Chops: Intermediate
Theory: Intermediater
Lesson Overview:
• Open up new fretboard possibilities using two-string scale fingerings.
• Find fresh visual and physical relationships within major scales, modes, and pentatonic patterns.
• Learn how to apply these technical concepts to musical lines. Click here to download a printable PDF of this lesson's notation.

When we begin exploring the fretboard, we typically learn rote fingerings for major, minor, and pentatonic scales in a single position. We memorize these patterns across the neck, and then transpose them into each key and adjust them for each mode. These patterns often form the basis for how we visualize notes. This method is fine—you can craft amazing lines within a pentatonic box—but it can become a bit cumbersome, conceptually speaking, when you start scouring the neck for new ideas.

As much as I love the guitar, I’m jealous of how much easier it is to visualize musical concepts on the piano. While the fretboard’s grid allows lots of interesting note possibilities that are unique to the guitar, it can create some real difficulties when you try to see the big picture.

One trick for making the fretboard easier to understand is to learn two-string scale fingerings. When an entire scale happens across two strings, we have less variables and a more consistent visual and physical relationship to the notes. Additionally, it makes playing three-octave scale shapes a breeze. That alone makes this lesson worth your time!

There’s a lot to unpack here, so consider these examples as jumping-off points. To really open up the fretboard, I recommend trying all these scales, sequences, and licks in as many keys and modes as possible.

Ex. 1 lays out three octaves of a G major (G–A–B–C–D–E–F#) fingering that stretches from the 3rd fret to the 15th fret. Notice how the fingering alternates between groups of four and three notes on each string. (The last group on the 1st string contains four tones simply because we’ve run out of strings and need to conclude with a final root.) Look at the sequence closely: Each string pair contains all seven unique notes within the octave, starting with G, the root, and ending with F#, the 7.

In Ex. 2, we apply the same concept to G Aeolian (G–A–Bb–C–D–Eb–F). Once again, we see alternating groups of four and three notes in each pair, and this pattern remains consistent until we tack on that last root on the 1st string.

Let’s move to pentatonics for the next pair of examples. Since there are fewer notes in a pentatonic scale, the pattern shifts between groups of three and two. Ex. 3 is based on the G major pentatonic scale (G–A–B–D–E) and Ex. 4 tackles the G minor pentatonic scale (G–Bb–C–D–F).

Scale sequences are handy when you want to commit new fingerings to muscle memory and refine your technique.
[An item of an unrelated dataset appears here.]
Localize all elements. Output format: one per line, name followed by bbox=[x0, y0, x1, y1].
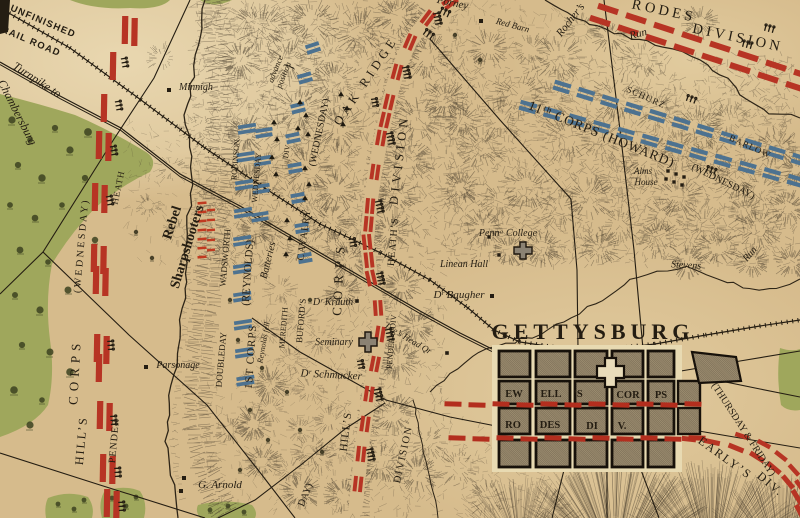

The following two examples are just two possibilities, but of course, you should experiment with others, which you can refine, tweak, and speed up as far as you’re willing to go. Ex. 5 revisits the G minor pentatonic scale for a 16th-note sequence that offers a few rather stretchy passages. Ex. 6 uses a descending motif to ascend through a G Mixolydian scale (G–A–B–C–D–E–F).

Once you have a feel for how these scales lay across the neck, it’s time to explore how these fingerings can affect the kind of ideas you’re able to play.

Ex. 7 is an ascending lick that repeats in all three octaves of an F major pentatonic scale (F–G–A–C–D). This is a good example of how to use these fingerings to visualize and repeat ideas in other octaves. Measures 2 and 3 both have notes on the 2nd string and illustrate how to adjust for the tuning difference in that string.